SIGHTINGS



Pentagon Docs Reveal
US Secretly Placed
Nuclear Weapons Abroad
10-20-99
 

 
WASHINGTON (AFP) - Newly declassified Pentagon documents show the United States secretly deployed nuclear weapons in 27 countries and territories during the Cold War, according to a report in the Bulletin of the Atomic Scientists.
 
Although the massive Pentagon document blacked out the names of some places where nuclear weapons were deployed, the list was in alphabetical order and the reporters pieced together most of the locations.
 
Between July 1945 and September 1977, the report says the United States deployed nuclear weapons in 27 different locations -- including 18 sovereign countries. The other locations were in US-controlled territories.
 
The Pentagon document lists the type of weapons stationed and how long they were deployed, and also details nuclear weapons deployed at sea.
 
At the end of Dwight Eisenhower's presidency, about 1,600 nuclear weapons were stationed in the Pacific -- excluding Hawaii -- in Okinawa, Guam, the Philippines, South Korea, and Taiwan.
 
About half the weapons stationed in the Pacific were at US bases on Okinawa.
 
Japan also hosted non-nuclear components for nuclear weapons between 1954 and 1965, although the United States has never before admitted they were there.
 
The United States had planned to use Japan as a base for a nuclear attack against China or the Soviet Union in the event of a conflict.
 
The article also says Washington pulled its nuclear weapons out of Taiwan in the 1970s to improve its relations with China.
 
Even countries that had declared themselves nuclear-free hosted US nuclear weapons.
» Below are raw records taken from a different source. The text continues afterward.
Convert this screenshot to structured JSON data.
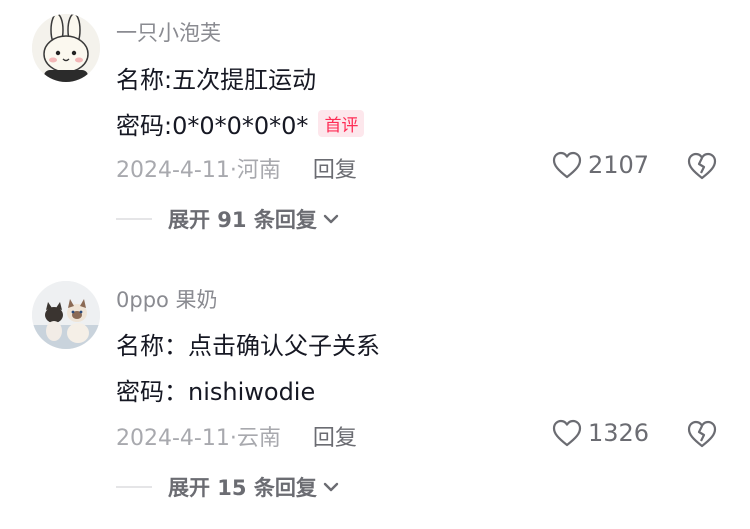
{
  "comments": [
    {
      "username": "一只小泡芙",
      "line1": "名称:五次提肛运动",
      "line2": "密码:0*0*0*0*0*",
      "badge": "首评",
      "meta": "2024-4-11·河南",
      "reply_label": "回复",
      "likes": "2107",
      "expand_label": "展开 91 条回复",
      "avatar_icon": "bunny-avatar-icon"
    },
    {
      "username": "0ppo 果奶",
      "line1": "名称：点击确认父子关系",
      "line2": "密码：nishiwodie",
      "meta": "2024-4-11·云南",
      "reply_label": "回复",
      "likes": "1326",
      "expand_label": "展开 15 条回复",
      "avatar_icon": "cats-avatar-icon"
    }
  ],
  "colors": {
    "text": "#161823",
    "secondary": "#8a8b91",
    "accent": "#fe2c55"
  }
}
Iceland for example, had non-nuclear components between 1956 and 1966, and complete weapons between 1956 and 1959.
 
West Germany had 21 different types of nuclear weapons, beginning 1955. Some of those weapons are still there, according to the report.
 
President Harry Truman ordered the first deployment of nuclear weapons overseas in 1951 to Guam.
 
He also authorized sending non-nuclear components to three bases in Morocco, which was then controlled by France, without obtaining permission from Paris.
 
They arrived in 1953 at the Ben Guerir, Nouasseur and Sidi Slimane bases and stayed for 12 years.
 
The three authors of the report had originally requested the document under the Freedom of Information Act in 1985, but the Pentagon only recently declassified and released to them the formerly top-secret "History of the Custody and Deployment of Nuclear Weapons: July 1945 through September 1977."
 
The Pentagon document revealed the following locations where nuclear weapons were deployed: Alaska, Cuba, Guam, Hawaii, Johnston Island, Midway, Puerto Rico, the United Kingdom and West Germany.
 
The report's authors pieced together all but one of the other locations: Belgium, Canada, France, Greenland, Greece, Iceland, Italy, Japan, Kwajalein, Morocco, the Netherlands, Okinawa, Philippines, South Korea, Spain, Taiwan and Turkey.
 
The missing location fell between Canada and Cuba on the alphabetical list.